Preparation, Radiolabeling with 68Ga/177Lu and Preclinical Evaluation of Novel Angiotensin Peptide Analog: A New Class of Peptides for Breast Cancer Targeting

Abstract

Aim: Angiotensin II (AngII) is known to play a significant part in the development of breast cancer by triggering cell propagation of breast cancer, tumor angiogenesis, and regulating tumor invasion and cell migration. AngII arbitrates its action via two G-protein-coupled receptors, AngII type 1 receptor (AT1) and AngII type 2 receptor (AT2). Overexpression of the AT1 receptor in breast cancer cells seems to promote tumor growth and angiogenesis, thus targeting the AT1 receptor using AngII peptide would facilitate the detection of breast carcinoma. We developed an AngII peptide intending to assess whether the peptide of the renin-angiotensin system holds the ability to target AT1 receptor-overexpressing breast cancer in vivo.

Methods: DOTA-coupled AngII peptide was synthesized by conventional solid-phase peptide synthesis according to Fmoc/HATU chemistry. ⁶⁸Ga/¹⁷⁷Lu labeled AngII peptide was evaluated for its binding with TNBC MDA-MB-231 and ER+ MCF7 cell lines. Pharmacokinetics was studied in healthy balb/c mice and in vivo tumor targeting in nude mice with MDA-MB-231 tumors xenografts.

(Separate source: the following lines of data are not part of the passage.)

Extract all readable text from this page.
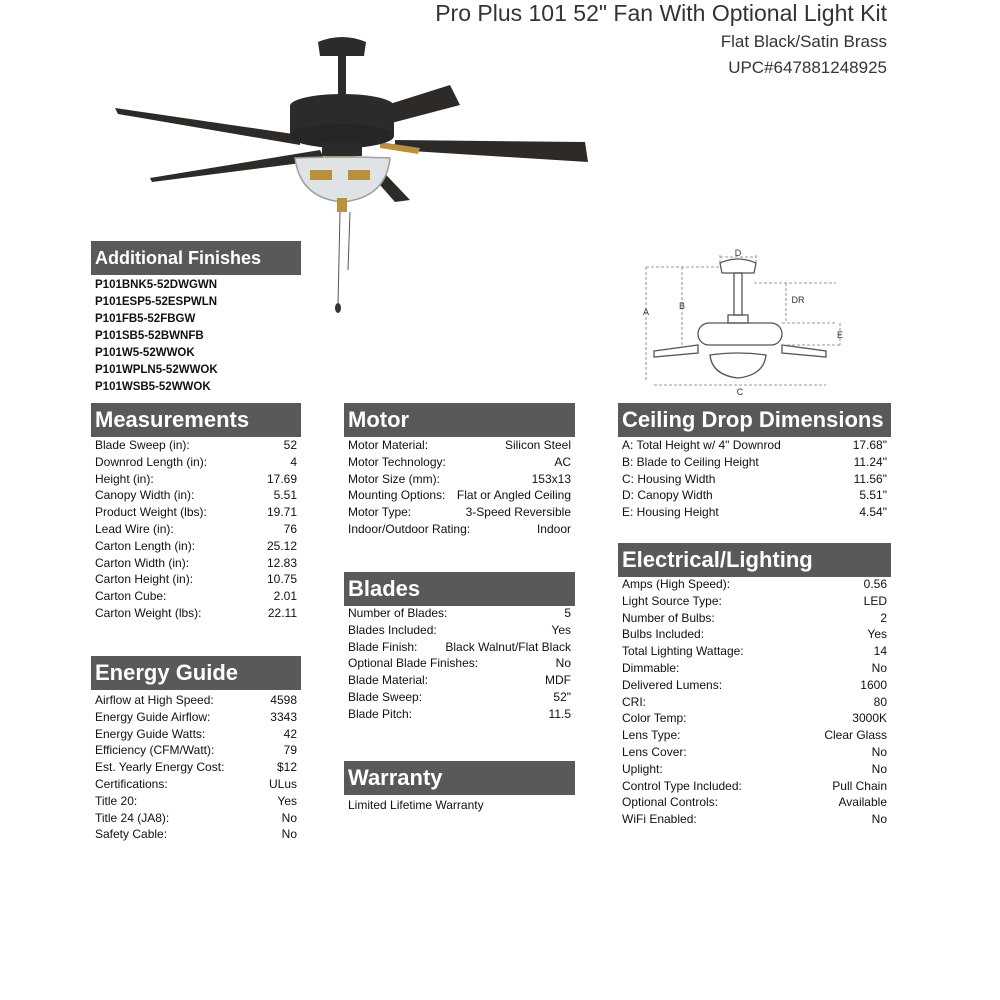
Pro Plus 101 52" Fan With Optional Light Kit
Flat Black/Satin Brass
UPC#647881248925
D
A
B
DR
E
C
Additional Finishes
P101BNK5-52DWGWN
P101ESP5-52ESPWLN
P101FB5-52FBGW
P101SB5-52BWNFB
P101W5-52WWOK
P101WPLN5-52WWOK
P101WSB5-52WWOK
Measurements
Blade Sweep (in):	52
Downrod Length (in):	4
Height (in):	17.69
Canopy Width (in):	5.51
Product Weight (lbs):	19.71
Lead Wire (in):	76
Carton Length (in):	25.12
Carton Width (in):	12.83
Carton Height (in):	10.75
Carton Cube:	2.01
Carton Weight (lbs):	22.11
Energy Guide
Airflow at High Speed:	4598
Energy Guide Airflow:	3343
Energy Guide Watts:	42
Efficiency (CFM/Watt):	79
Est. Yearly Energy Cost:	$12
Certifications:	ULus
Title 20:	Yes
Title 24 (JA8):	No
Safety Cable:	No
Motor
Motor Material:	Silicon Steel
Motor Technology:	AC
Motor Size (mm):	153x13
Mounting Options: Flat or Angled Ceiling
Motor Type:	3-Speed Reversible
Indoor/Outdoor Rating:	Indoor
Blades
Number of Blades:	5
Blades Included:	Yes
Blade Finish: Black Walnut/Flat Black
Optional Blade Finishes:	No
Blade Material:	MDF
Blade Sweep:	52"
Blade Pitch:	11.5
Warranty
Limited Lifetime Warranty
Ceiling Drop Dimensions
A: Total Height w/ 4" Downrod	17.68"
B: Blade to Ceiling Height	11.24"
C: Housing Width	11.56"
D: Canopy Width	5.51"
E: Housing Height	4.54"
Electrical/Lighting
Amps (High Speed):	0.56
Light Source Type:	LED
Number of Bulbs:	2
Bulbs Included:	Yes
Total Lighting Wattage:	14
Dimmable:	No
Delivered Lumens:	1600
CRI:	80
Color Temp:	3000K
Lens Type:	Clear Glass
Lens Cover:	No
Uplight:	No
Control Type Included:	Pull Chain
Optional Controls:	Available
WiFi Enabled:	No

Results: DOTA-AngII peptide was labeled efficiently with ⁶⁸Ga/¹⁷⁷Lu with high labeling efficiency (≥90%). The stability of the radiopeptide in human plasma was found to be high. The AngII peptide analog showed nanomolar (<40 nM) AT1 receptor-specific binding affinity. The radioactivity internalized into MDA-MBA-231 and MCF7 cells were 14.97% and 11.75%, respectively. In vivo, biodistribution in balb/c mice exhibited efficient clearance of ⁶⁸Ga/¹⁷⁷Lu-DOTA-AngII peptide from the blood and elimination predominantly by the renal system due to its hydrophilic nature. A low amount of radioactivity was seen in the major organs including lungs, liver, stomach, spleen, and intestines (<3% ID/g) except the kidneys. A high renal-urinary excretion was observed for the radiotracer. In the TNBC MDA-MB-231 xenografts model, radiolabeled AngII peptide exhibited specific and effective AT1-based targeting in vivo. A rapid and efficient tumor targeting (2.18% ID/g at 45 min p.i.) together with fast renal excretion (~67% ID) highlights the tumor-targeting potential of the radiotracer. The AT1 receptor specificity of the radiotracer was validated by blocking assays. Furthermore, PET imaging provided sufficient visualization of MDA-MB-231 tumors in nude mice.

Conclusion: Our findings suggest that ⁶⁸Ga/¹⁷⁷Lu-DOTA-AngII peptide can be useful for the theranostic application of breast carcinomas. This study suggests the potential of this innovative class of peptides for rapid and efficient targeting of tumors and warrants further evaluation.

Keywords: angiotensin; biodistribution; breast cancer; peptide synthesis; preclinical; radiolabeling.

Figure 1

Representative HPLC elution profiles of the ⁶⁸Ga-DOTA-AngII peptide (upper); ¹⁷⁷Lu-DOTA-AngII peptide (middle); and the reference DOTA-AngII peptide (lower) labeled with cold ^natGa for identity confirmation (UV: 220 nm) after 60 min post-labeling. The radiochemical purity was always greater than 85% after post-labeling chromatographic purification. Note: The UV detector is connected before the radioactive detector.

Figure 2

Radio-HPLC analysis of a mouse urine sample collected at 2 h p.i. after injecting the ⁶⁸Ga-DOTA-AngII peptide analog (upper); Radio-HPLC chromatogram of ¹⁷⁷Lu-DOTA-AngII peptide analog after 5 h incubation with human plasma (lower).

Figure 3

Micro-PETcamera image of a female nude mouse, with MDA-MB-231 breast cancer xenografts, after the tail vein injection of ~75 µCi of ⁶⁸Ga-DOTA-AngII peptide analog at 45 min post-injection. The arrow indicates the tumor position.